Closed Bug 1041885 Opened 10 years ago Closed 10 years ago

Import Chromium setuid sandbox

Categories

(Core :: Security, defect)

All
Linux
defect
Not set
normal

Tracking

()

RESOLVED DUPLICATE of bug 986397
mozilla36

People

(Reporter: jld, Assigned: jld)

References

Details

We're going to need to use the setuid sandbox from Chromium — see https://code.google.com/p/chromium/wiki/LinuxSUIDSandbox — to get reliable sandboxing on desktop.  This is a hard requirement for EME, but it will also help improve content process security in the future (when desktop content processes have been fully separated from direct filesystem/network access).

Challenges:

1. If Firefox is installed without root access, it will not have sandboxing.

2. If Firefox is built and run from the build directory (`./mach run`) as a non-root user, it will not have sandboxing.

3. One or both of the above may apply to our continuous integration environment.
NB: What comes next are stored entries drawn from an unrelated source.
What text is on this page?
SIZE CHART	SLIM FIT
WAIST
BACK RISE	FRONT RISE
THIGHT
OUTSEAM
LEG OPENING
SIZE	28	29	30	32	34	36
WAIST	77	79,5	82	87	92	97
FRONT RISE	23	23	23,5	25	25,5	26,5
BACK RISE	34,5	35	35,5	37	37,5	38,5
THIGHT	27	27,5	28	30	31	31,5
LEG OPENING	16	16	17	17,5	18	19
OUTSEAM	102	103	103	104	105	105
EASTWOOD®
These have been true of Chromium on Linux since its initial release; this fact may or may not be persuasive to Firefox users/developers.  Possible mitigations:

1. Allow referencing an existing copy of the sandbox instead of one created by the build.  This is what Chromium does: iff the user running it also owns its executable, it will use the CHROME_DEVEL_SANDBOX environment variable.

2. Allow using only seccomp-bpf sandboxing.  While this was the initial plan, in this context it means that anyone who touches the seccomp-bpf policy has to be careful not to make any changes that would compromise its effectiveness when it's used alone, even if they'd be harmless during normal operation.  (Also, the Chromium sandbox developers have had a lot more time to think about this than we have, and they think it's a bad idea in general.)  I'd rather not do this.  I might consider a build-time option with a sufficiently scary name, if there's a specific use case that needs it.
Depends on: 1041886
Here's another problem: for media plugin loading, I'm currently using seccomp-bpf to intercept and emulate the open() system call from dlopen().  If we don't have seccomp-bpf, then that doesn't work.

So it will also be necessary to change GMP on Linux to use the mozglue linker.  It looks like it should be usable to replace just that one dlopen call without too much difficulty.


Content processes are not as fortunate.  I'm still willing to say "when" rather than "if" with respect to using the setuid sandbox in conjunction with seccomp-bpf, but not by itself.
(In reply to Jed Davis [:jld] from comment #1)
> So it will also be necessary to change GMP on Linux to use the mozglue linker.

It opens /proc/self/maps:

#3  0x00007fe3779dc254 in __fopen_internal (filename=0x7fe37b3d76c0 "/proc/self/maps", 
#4  0x00007fe379f216a6 in EnsureWritable::getProt
#5  0x00007fe379f2192b in EnsureWritable::EnsureWritable<ElfLoader::link_map*>
#6  0x00007fe379f20912 in ElfLoader::DebuggerHelper::Add
#7  0x00007fe379f20e30 in ElfLoader::Register

Can I make it not do that, somehow?  glibc didn't need it.
Flags: needinfo?(mh+mozilla)
I looked at the code some more and asked about things on IRC, and: we can add an environment variable to disable the DebuggerHelper, and set it when sandboxed.  The code to do this is more nonmodular than I'd like — the IPC framework apparently lacks an interface for setting env vars when launching a child — but it seems to work.
Flags: needinfo?(mh+mozilla)
In light of bug 1039819 comment #6, we shouldn't need to require this after all.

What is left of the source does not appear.